Figure 2.

Replication-associated activation of ATM by FA. (A) FA-induced phospho-ATM and phospho-CHK2 localized to EdU-incorporating cells. H460 were treated for 3 h with 300 μM FA. (B) Absence of phospho-ATM and phospho-CHK2 immunostaining in H460 cells with shRNA-depleted ATM. (C) S-phase specificity of FA-induced phospho-CHK2 in H460 and (D) IMR90 cells (300 μM FA, 3 h). Labels: p-CHK2—percentage of cells displaying immunostaining for p-CHK2, p-CHK2/EdU+—percentage of cells that showed both p-CHK2 and EdU staining. Data are Means ± SD for three experiments with each scoring >100 cells. (E) Lack of ATM and CHK2 phosphorylation by FA in growth-arrested IMR90 cells.

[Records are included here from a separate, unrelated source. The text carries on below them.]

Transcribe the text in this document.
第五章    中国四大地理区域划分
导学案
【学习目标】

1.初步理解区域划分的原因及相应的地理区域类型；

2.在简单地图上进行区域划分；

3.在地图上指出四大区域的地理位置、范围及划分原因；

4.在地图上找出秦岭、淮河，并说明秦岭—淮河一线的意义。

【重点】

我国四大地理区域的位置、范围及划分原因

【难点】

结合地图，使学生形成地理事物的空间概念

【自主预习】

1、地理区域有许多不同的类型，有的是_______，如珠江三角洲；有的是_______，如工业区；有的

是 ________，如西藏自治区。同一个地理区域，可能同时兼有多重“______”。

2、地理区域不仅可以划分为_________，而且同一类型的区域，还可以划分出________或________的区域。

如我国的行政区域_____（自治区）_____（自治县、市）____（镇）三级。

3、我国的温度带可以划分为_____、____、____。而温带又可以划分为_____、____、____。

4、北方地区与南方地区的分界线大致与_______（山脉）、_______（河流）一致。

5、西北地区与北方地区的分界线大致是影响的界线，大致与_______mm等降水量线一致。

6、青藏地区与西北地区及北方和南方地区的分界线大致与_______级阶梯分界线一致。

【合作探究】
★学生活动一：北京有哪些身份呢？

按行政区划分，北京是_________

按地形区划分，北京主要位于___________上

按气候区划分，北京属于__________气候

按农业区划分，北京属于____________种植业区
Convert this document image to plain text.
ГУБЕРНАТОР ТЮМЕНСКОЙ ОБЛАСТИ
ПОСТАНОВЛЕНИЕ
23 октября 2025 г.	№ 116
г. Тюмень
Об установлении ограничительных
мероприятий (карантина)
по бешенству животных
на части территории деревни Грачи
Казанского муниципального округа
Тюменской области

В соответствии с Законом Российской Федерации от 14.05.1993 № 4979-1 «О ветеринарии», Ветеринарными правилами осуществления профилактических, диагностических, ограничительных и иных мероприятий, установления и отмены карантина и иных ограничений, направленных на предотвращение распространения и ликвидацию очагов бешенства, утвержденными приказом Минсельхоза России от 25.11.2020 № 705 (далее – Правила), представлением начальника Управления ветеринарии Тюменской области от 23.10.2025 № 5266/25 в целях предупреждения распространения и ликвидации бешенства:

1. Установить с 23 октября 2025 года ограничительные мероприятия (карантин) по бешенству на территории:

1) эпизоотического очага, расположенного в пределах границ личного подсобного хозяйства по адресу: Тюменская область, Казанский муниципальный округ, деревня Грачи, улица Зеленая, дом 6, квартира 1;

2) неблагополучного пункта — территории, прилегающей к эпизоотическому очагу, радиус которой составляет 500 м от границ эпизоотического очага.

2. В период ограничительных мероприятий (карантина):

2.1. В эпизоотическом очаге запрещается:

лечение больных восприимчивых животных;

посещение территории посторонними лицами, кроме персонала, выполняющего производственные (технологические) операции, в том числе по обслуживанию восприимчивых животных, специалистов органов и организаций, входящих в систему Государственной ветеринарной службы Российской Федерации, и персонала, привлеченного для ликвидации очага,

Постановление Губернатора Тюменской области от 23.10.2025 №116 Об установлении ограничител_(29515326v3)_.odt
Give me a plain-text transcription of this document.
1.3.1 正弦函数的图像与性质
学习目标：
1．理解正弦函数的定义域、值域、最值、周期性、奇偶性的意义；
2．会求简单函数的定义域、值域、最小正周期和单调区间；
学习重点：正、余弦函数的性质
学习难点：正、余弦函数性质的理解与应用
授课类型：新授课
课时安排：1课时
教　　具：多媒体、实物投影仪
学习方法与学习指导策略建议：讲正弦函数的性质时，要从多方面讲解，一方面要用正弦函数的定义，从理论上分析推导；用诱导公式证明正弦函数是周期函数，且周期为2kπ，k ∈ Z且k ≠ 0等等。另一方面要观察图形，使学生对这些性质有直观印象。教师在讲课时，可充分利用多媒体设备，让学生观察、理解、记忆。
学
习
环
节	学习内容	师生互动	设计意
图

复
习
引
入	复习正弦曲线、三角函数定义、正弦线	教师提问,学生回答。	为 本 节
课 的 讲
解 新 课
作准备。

Data for cycling and confluent cells are from the same blots after removal of intervening lanes. (F) Inhibition of FA-induced ATM signaling in IMR90 cells by aphidicolin (2 μM, added 60 min before FA exposure for 1.5 h). (G) Independence of ATM signaling on the ATR kinase in IMR90 cells. ATRi1 (3 mM caffeine) was added for 1 h before FA exposure for 3 h. (H) Normal ATM and KAP1 phosphorylation in H460 cells in the presence of the ATR inhibitor VE821 (ATRi2, 10 μM). Cells were preincubated for 1 h with ATRi2 and then treated with FA for 3 h. (I) ATM phosphorylation in IMR90 and Seckel syndrome fibroblasts treated for 3 h with FA. (J) ATR inhibitors did not restore ATM activation by FA in the presence of aphidicolin (ATRi1 - 3 mM caffeine, ATRi2 - 10 μM VE821, ATRi3 - 0.5 μM AZ20). Cells were preincubated with 2 μM aphidicolin and ATR inhibitors for 1 h before FA exposure for 2 h.